The garden once entered, we pass a great, squarely built mansion, the governor’s residence, and are in the midst of a wonderful vegetation from the first step. At the very entrance, we are greeted with, perhaps, the most unique tree in these latitudes.
After all, there is something stupefying in the effort to describe tropical wonders. When they are passing before one’s eyes, each has a feature distinct to itself, which, in a way, is its own manner of description. Each has its peculiar wonder, its own glory,—no two alike—and yet, when one sits down to think it over, there is the same old alphabet from which to draw new pictures, new miracles; and how to make each different with the same letters is a question indeed.
If I could only tell you the name of this particular tree which stands at the entrance to the garden, you might some day hunt it up yourself, but as I know neither its family nor home, we will let that all go, and just tell you how it is dressed.

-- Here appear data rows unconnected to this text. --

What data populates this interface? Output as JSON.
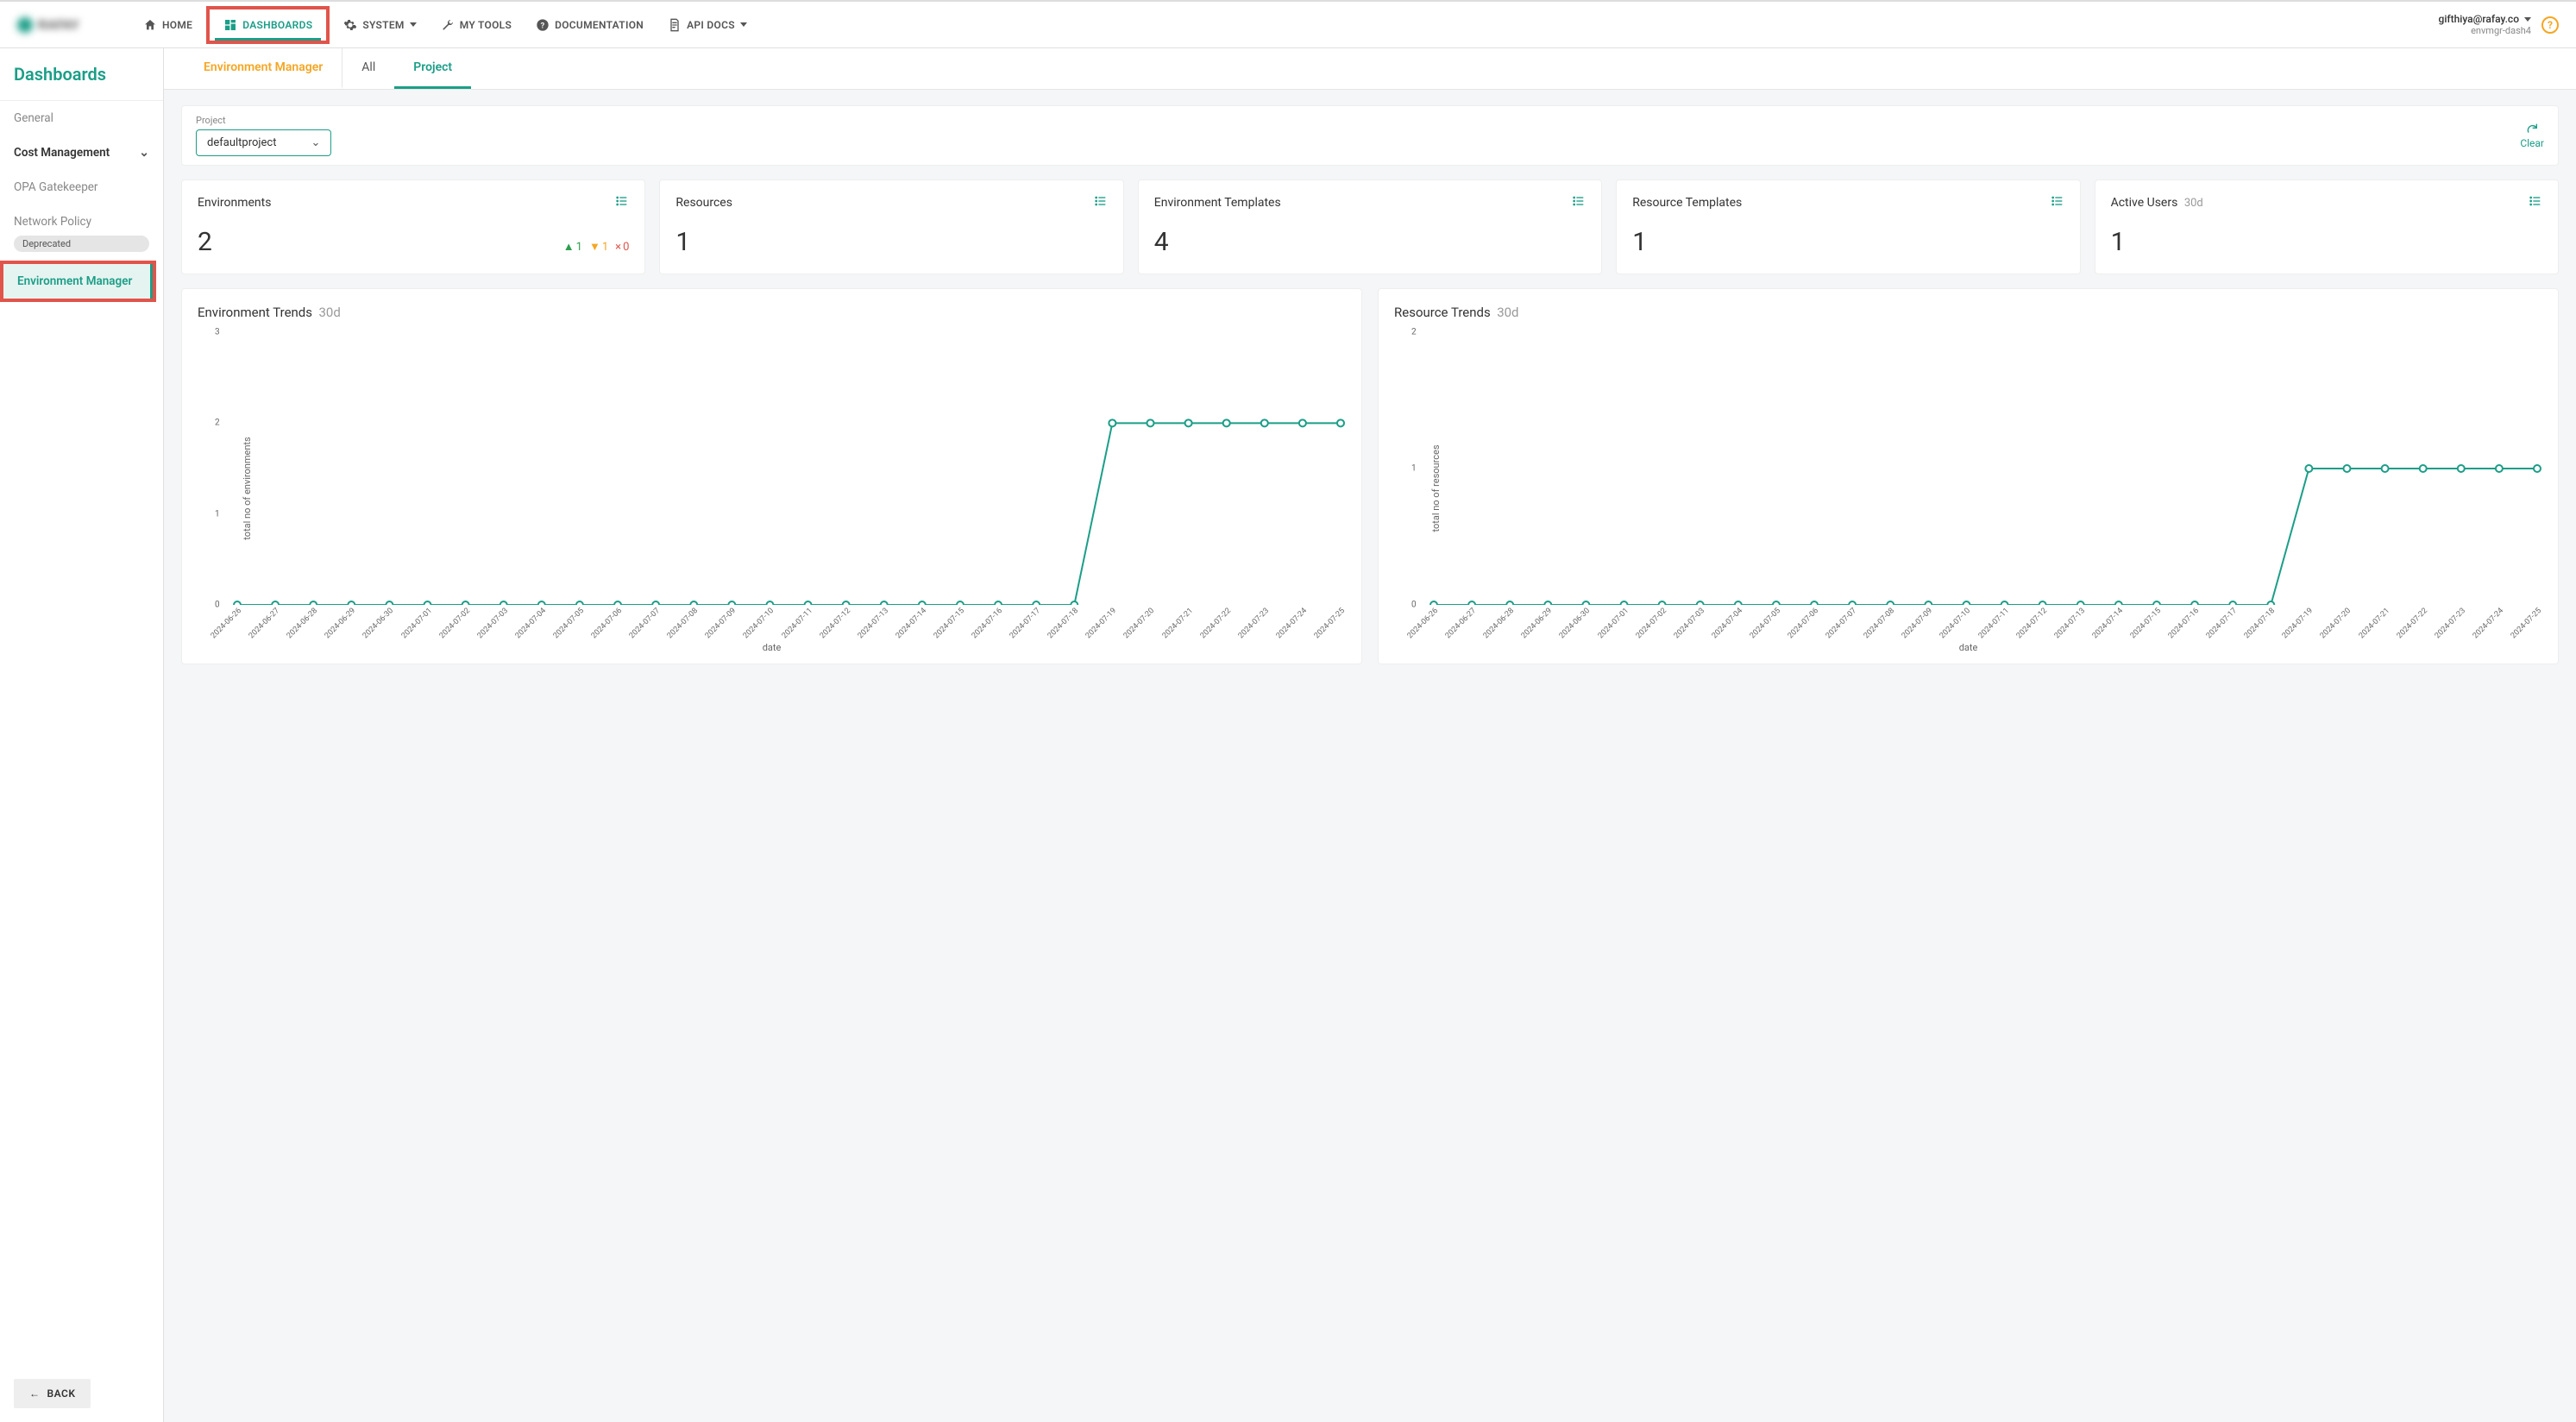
{
  "topnav": {
    "home": "HOME",
    "dashboards": "DASHBOARDS",
    "system": "SYSTEM",
    "mytools": "MY TOOLS",
    "documentation": "DOCUMENTATION",
    "apidocs": "API DOCS"
  },
  "user": {
    "email": "gifthiya@rafay.co",
    "context": "envmgr-dash4"
  },
  "sidebar": {
    "title": "Dashboards",
    "general": "General",
    "cost": "Cost Management",
    "opa": "OPA Gatekeeper",
    "network": "Network Policy",
    "deprecated": "Deprecated",
    "envmgr": "Environment Manager",
    "back": "BACK"
  },
  "tabs": {
    "envmgr": "Environment Manager",
    "all": "All",
    "project": "Project"
  },
  "filter": {
    "label": "Project",
    "value": "defaultproject",
    "clear": "Clear"
  },
  "cards": {
    "environments": {
      "title": "Environments",
      "value": "2",
      "up": "1",
      "down": "1",
      "x": "0"
    },
    "resources": {
      "title": "Resources",
      "value": "1"
    },
    "envtemplates": {
      "title": "Environment Templates",
      "value": "4"
    },
    "restemplates": {
      "title": "Resource Templates",
      "value": "1"
    },
    "activeusers": {
      "title": "Active Users",
      "period": "30d",
      "value": "1"
    }
  },
  "charts": {
    "env": {
      "title": "Environment Trends",
      "period": "30d",
      "ylabel": "total no of environments",
      "xlabel": "date",
      "type": "line",
      "line_color": "#1b9e87",
      "marker_fill": "#ffffff",
      "marker_stroke": "#1b9e87",
      "marker_radius": 4,
      "background": "#ffffff",
      "ylim": [
        0,
        3
      ],
      "yticks": [
        0,
        1,
        2,
        3
      ],
      "dates": [
        "2024-06-26",
        "2024-06-27",
        "2024-06-28",
        "2024-06-29",
        "2024-06-30",
        "2024-07-01",
        "2024-07-02",
        "2024-07-03",
        "2024-07-04",
        "2024-07-05",
        "2024-07-06",
        "2024-07-07",
        "2024-07-08",
        "2024-07-09",
        "2024-07-10",
        "2024-07-11",
        "2024-07-12",
        "2024-07-13",
        "2024-07-14",
        "2024-07-15",
        "2024-07-16",
        "2024-07-17",
        "2024-07-18",
        "2024-07-19",
        "2024-07-20",
        "2024-07-21",
        "2024-07-22",
        "2024-07-23",
        "2024-07-24",
        "2024-07-25"
      ],
      "values": [
        0,
        0,
        0,
        0,
        0,
        0,
        0,
        0,
        0,
        0,
        0,
        0,
        0,
        0,
        0,
        0,
        0,
        0,
        0,
        0,
        0,
        0,
        0,
        2,
        2,
        2,
        2,
        2,
        2,
        2
      ]
    },
    "res": {
      "title": "Resource Trends",
      "period": "30d",
      "ylabel": "total no of resources",
      "xlabel": "date",
      "type": "line",
      "line_color": "#1b9e87",
      "marker_fill": "#ffffff",
      "marker_stroke": "#1b9e87",
      "marker_radius": 4,
      "background": "#ffffff",
      "ylim": [
        0,
        2
      ],
      "yticks": [
        0,
        1,
        2
      ],
      "dates": [
        "2024-06-26",
        "2024-06-27",
        "2024-06-28",
        "2024-06-29",
        "2024-06-30",
        "2024-07-01",
        "2024-07-02",
        "2024-07-03",
        "2024-07-04",
        "2024-07-05",
        "2024-07-06",
        "2024-07-07",
        "2024-07-08",
        "2024-07-09",
        "2024-07-10",
        "2024-07-11",
        "2024-07-12",
        "2024-07-13",
        "2024-07-14",
        "2024-07-15",
        "2024-07-16",
        "2024-07-17",
        "2024-07-18",
        "2024-07-19",
        "2024-07-20",
        "2024-07-21",
        "2024-07-22",
        "2024-07-23",
        "2024-07-24",
        "2024-07-25"
      ],
      "values": [
        0,
        0,
        0,
        0,
        0,
        0,
        0,
        0,
        0,
        0,
        0,
        0,
        0,
        0,
        0,
        0,
        0,
        0,
        0,
        0,
        0,
        0,
        0,
        1,
        1,
        1,
        1,
        1,
        1,
        1
      ]
    }
  }
}
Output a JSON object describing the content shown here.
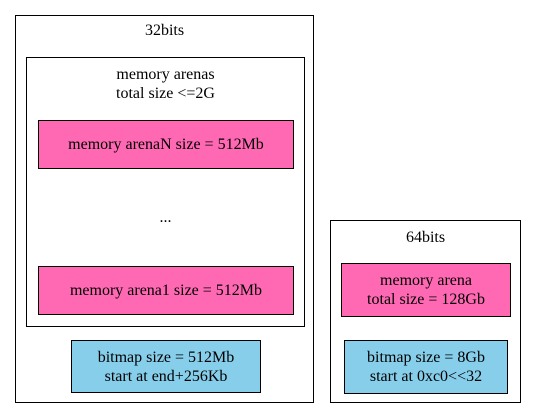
{
  "cluster_32": {
    "title": "32bits",
    "arenas": {
      "title": "memory arenas\ntotal size <=2G",
      "top_node": "memory arenaN size = 512Mb",
      "ellipsis": "...",
      "bottom_node": "memory arena1 size = 512Mb"
    },
    "bitmap": "bitmap size = 512Mb\nstart at end+256Kb"
  },
  "cluster_64": {
    "title": "64bits",
    "arena": "memory arena\ntotal size = 128Gb",
    "bitmap": "bitmap size = 8Gb\nstart at 0xc0<<32"
  },
  "colors": {
    "arena_fill": "#ff69b4",
    "bitmap_fill": "#87ceeb",
    "border": "#000000"
  }
}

It is a heavily, glossily leafed, symmetrical, low tree, just about the size of those dear old cherry-trees we used to climb, oh, so long,—so long ago! From the tip of every branch there drops a cord-like fibre about a foot and a half long, and at the end of this little brown string there hangs a cluster of delicate pink flowers. These are suspended in almost exact length in rows from the lowest to the highest branch, and it really seems as if Nature were experimenting to see what wonderful living garlands she could create for a canopy above our heads.
III.
The character of the garden is defined at once upon entrance. It is a botanical garden, pure and simple, a place for strange plants from far away, a sort of orphan asylum for everybody’s vegetable baby. It is not, like Martinique, an enchanted forest with cascades and glens fit for nymphs and dryads; it is matter-of-fact, orderly, prim, and businesslike. Aside from its unique trees, there is little to attract one, so we decide for once it would be wise to engage a guide who can tell us something about the inhabitants of the place, which otherwise promises to be rather dull.